Table 4. The result of ablation study on Flickr-Myspace.

IDNA represents our proposed model without local feature augmentation module. IDNA+TransE, IDNA+TransH, IDNA+DistMult, IDNA+ComplEx and IDNA+RotatE denote fusing IDNA with various knowledge representation method to learn better local feature. Table 4 presents the result with 4 metrics. From the table, we can clearly see that local feature augmentation module obtains better performance in terms of MAP, Success@1, Success@3 and Success@10, which indicates the local feature augmentation module works well and learns better structure representation. When the percentage of anchor links is 0.8, IDNA+RotatE outperforms other method and Success@1 improves by 2% compared to IDNA. When the percentage of anchor links is 0.2, IDNA+ComplEx performs better and has 1.2% improvement in terms of MAP.

Fig. 4.
figure 4

The relationship between alignment results and embedding dimension.

5.3 Hyperparameter Sensitivity

Figure 4 studies the sensitivity of the embedding dimension. In general, users should not choose a high number of dimensions as it does not increase the performance (Success@1) significantly while the time and space complexity definitely become larger.

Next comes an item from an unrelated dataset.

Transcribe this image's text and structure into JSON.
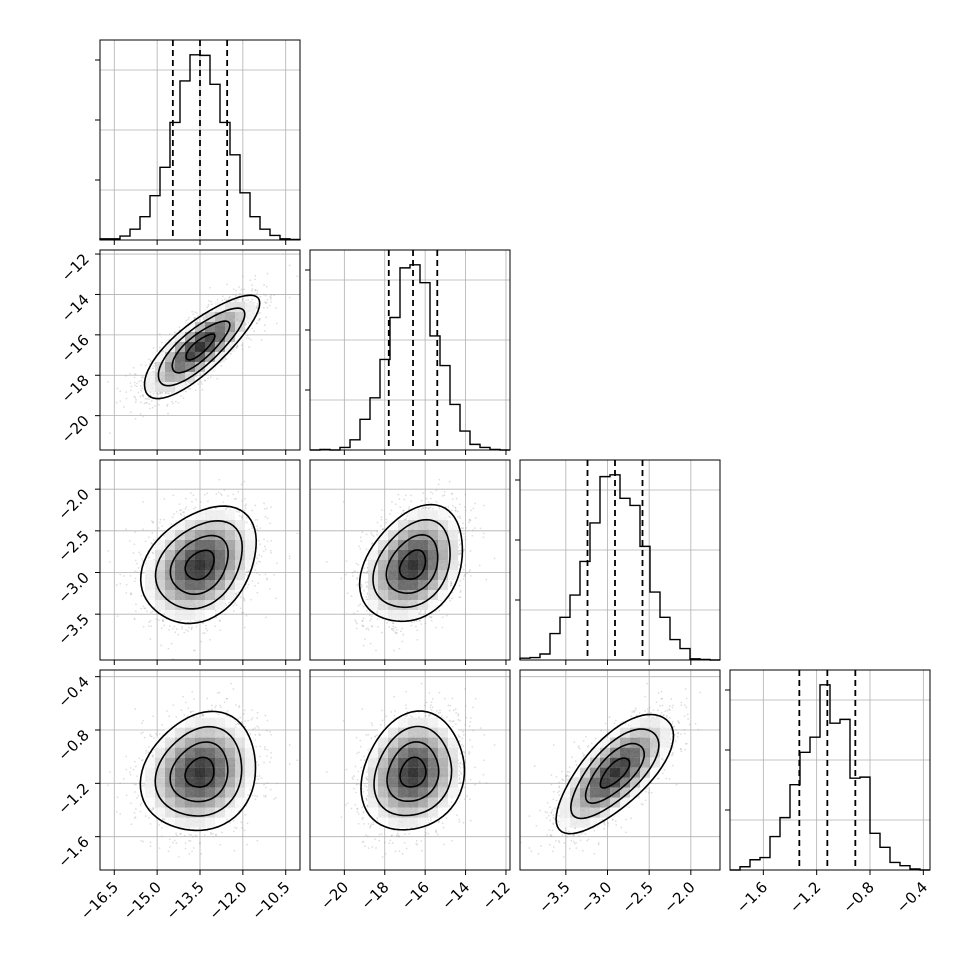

In Flickr-Myspace dataset, as the embedding dimension increases, the model performance will fluctuate to a certain extent, but in general, the effect is better when the embedding dimension is 100. In Allmovie-Imdb, the initial performance increases rapidly over dimension and remains stable when dimension reaches about 100.

6 Conclusion

In this paper, we propose a novel network alignment framework IDLFA, which learns better network structure representation and further solves the networks data sparsity. Comprehensive empirical studies on two pairs of popular real-world datasets show that IDLFA can significantly improve the performance for social network alignment tasks in comparison with existing solutions. On part datasets, such as Allmovie-Imdb, our model shows the superiority, whose Success@1 comes to 90%, and can be adopt to practical applications. Our model doesn’t take attribute information into consideration. In the future works, we will study relative framework for attributed networks and the proposed framework can be applied to other tasks, e.g., cross-lingual knowledge graph task.